Aujourd’hui, je suis convaincu que, même si la différence peut paraître subtile, le plus important à rechercher n’est pas tant l’éveil spirituel que le mouvement spirituel ! Je rejoins en cela un très cher ami à moi, qui ne cessait de m'en parler et de m'en vanter les mérites pendant mes années d'errance et de souffrance. "Jérôme, le mouvement intérieur ou spirituel est la réponse à tout, me disait-il en substance. Si vous vous mettez en mouvement spirituellement, tout s'éclaircira, se dénouera, se libérera. Il n'y a rien de plus puissant que cela !" Mais en même temps, à son grand regret, il se sentait démuni et impuissant à m'exprimer plus précisément que par l'expression "donner-actif" en quoi constituait ce mouvement spirituel. Aujourd'hui où, par l'expérience vécue, en comparant mon "avant" et mon "après", je crois commencer à saisir un peu plus ce qu'il voulait me pointer, j'ai envie de relever ce défi ici !

Je dois tout d'abord dire qu'il en est du mouvement spirituel au contraire de la notion commune déformée d'éveil spirituel, qui suggère une transformation à un moment donné, et après il n'y aurait plus rien à faire. En ce qui concerne le mouvement spirituel, il n'y a jamais de fin, pas de limite... C'est toujours dynamique, pas statique, et c'est en cela que je trouve aussi cette notion plus adaptée, car elle se cristallise moins facilement sur un aboutissement ultime. Une fois un tant soit peu en mouvement, je dois rester en mouvement, alors qu'une fois "éveillé" je peux enfin me reposer sur mes lauriers ! C'est en tout cas ce que la notion actuelle suggère à l'intellect.

Qu'il soit bien clair que je ne prétends aucunement être à un niveau élevé de vibration spirituelle, oh que non ! Je ressens au contraire très bien que je suis encore bien loin d'un potentiel satisfaisant. Mais je peux déjà témoigner ici par mon vécu de la nette différence ressentie entre le fait de ne pas être en mouvement intérieur et le fait de s'être mis un tant soit peu en mouvement, de s'être réveillé de la léthargie spirituelle. Comme quelqu'un qui sait qu'il ne dort plus, mais qui ne mesure pas encore pleinement l'étendue possible de son réveil.

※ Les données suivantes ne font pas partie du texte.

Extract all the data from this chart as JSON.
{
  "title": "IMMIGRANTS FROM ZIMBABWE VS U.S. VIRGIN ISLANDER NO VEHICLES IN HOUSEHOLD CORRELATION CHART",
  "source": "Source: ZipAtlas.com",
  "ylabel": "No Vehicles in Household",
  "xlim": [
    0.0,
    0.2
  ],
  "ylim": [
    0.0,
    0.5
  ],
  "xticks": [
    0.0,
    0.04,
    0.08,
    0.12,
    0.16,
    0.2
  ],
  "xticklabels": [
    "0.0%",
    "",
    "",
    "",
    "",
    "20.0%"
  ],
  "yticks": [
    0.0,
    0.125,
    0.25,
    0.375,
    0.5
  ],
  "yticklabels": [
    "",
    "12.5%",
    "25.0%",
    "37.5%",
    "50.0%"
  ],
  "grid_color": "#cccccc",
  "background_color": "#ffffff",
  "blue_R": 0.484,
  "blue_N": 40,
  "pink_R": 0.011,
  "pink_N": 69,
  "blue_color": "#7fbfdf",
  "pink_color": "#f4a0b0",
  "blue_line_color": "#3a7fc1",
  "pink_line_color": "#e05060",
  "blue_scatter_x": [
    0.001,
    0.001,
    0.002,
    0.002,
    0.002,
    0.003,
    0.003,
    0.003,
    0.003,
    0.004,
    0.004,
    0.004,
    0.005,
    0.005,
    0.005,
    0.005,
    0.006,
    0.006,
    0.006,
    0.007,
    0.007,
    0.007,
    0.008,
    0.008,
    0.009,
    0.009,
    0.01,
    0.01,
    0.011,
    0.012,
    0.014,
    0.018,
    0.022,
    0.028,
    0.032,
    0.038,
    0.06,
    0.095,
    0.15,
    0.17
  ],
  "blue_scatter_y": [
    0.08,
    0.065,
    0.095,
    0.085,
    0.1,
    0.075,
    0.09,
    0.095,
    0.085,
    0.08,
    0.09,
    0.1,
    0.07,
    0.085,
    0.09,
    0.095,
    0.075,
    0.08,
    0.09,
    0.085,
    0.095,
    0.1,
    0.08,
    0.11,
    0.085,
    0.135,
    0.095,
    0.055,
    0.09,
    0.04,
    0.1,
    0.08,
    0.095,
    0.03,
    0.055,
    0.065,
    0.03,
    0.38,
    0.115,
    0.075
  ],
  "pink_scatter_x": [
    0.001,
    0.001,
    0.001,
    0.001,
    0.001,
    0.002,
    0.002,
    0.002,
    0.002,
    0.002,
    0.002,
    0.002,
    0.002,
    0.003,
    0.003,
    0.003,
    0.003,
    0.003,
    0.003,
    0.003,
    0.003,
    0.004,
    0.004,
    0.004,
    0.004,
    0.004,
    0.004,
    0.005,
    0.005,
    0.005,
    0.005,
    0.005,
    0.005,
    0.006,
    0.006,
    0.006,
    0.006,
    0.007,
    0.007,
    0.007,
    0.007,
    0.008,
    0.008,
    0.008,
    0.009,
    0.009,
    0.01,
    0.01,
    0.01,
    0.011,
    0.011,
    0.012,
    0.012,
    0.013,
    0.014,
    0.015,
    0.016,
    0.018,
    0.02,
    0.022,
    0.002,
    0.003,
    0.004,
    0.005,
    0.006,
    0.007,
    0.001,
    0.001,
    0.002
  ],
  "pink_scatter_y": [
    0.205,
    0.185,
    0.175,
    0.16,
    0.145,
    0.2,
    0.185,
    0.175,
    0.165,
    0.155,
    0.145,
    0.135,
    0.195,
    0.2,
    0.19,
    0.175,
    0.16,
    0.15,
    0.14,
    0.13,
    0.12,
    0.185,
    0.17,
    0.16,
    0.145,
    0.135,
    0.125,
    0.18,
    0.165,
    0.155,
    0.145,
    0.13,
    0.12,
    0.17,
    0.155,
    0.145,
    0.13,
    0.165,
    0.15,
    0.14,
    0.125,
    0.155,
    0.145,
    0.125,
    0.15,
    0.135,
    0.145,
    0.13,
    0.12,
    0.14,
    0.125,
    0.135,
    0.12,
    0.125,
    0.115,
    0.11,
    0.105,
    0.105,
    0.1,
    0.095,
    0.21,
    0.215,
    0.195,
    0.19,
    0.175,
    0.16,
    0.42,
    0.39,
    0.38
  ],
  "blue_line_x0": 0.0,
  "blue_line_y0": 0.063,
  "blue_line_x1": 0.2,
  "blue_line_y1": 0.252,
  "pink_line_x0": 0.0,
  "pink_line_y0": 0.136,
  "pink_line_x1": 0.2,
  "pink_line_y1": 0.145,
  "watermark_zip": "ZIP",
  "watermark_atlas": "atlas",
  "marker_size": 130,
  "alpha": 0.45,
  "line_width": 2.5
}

Qu'est-ce donc que le mouvement spirituel ? Le mouvement de l'esprit, considéré là comme le noyau de l'âme.

La première chose essentielle est qu'il ne doit surtout pas être confondu avec le mouvement intellectuel. Cela n'a absolument rien à voir ! Au contraire, du point de vue de l'intellect ou du mental, le mouvement spirituel s'apparente même plutôt à un non-mouvement, puisqu'il ne met pas en jeu l'intellect ! Donc sans intérêt pour lui. Qu'il ne va non seulement pas rechercher, mais même fuir constamment, préférant les objets mentaux, distractions ou divertissements qui le stimuleront lui. Cela est évidemment dû au fait que l'intellect, de par sa nature, demeure toujours lié à l'espace et au temps terrestres, contrairement à l'esprit, et qu'il sera de ce fait toujours incapable de concevoir ce qu'est le mouvement de ce dernier.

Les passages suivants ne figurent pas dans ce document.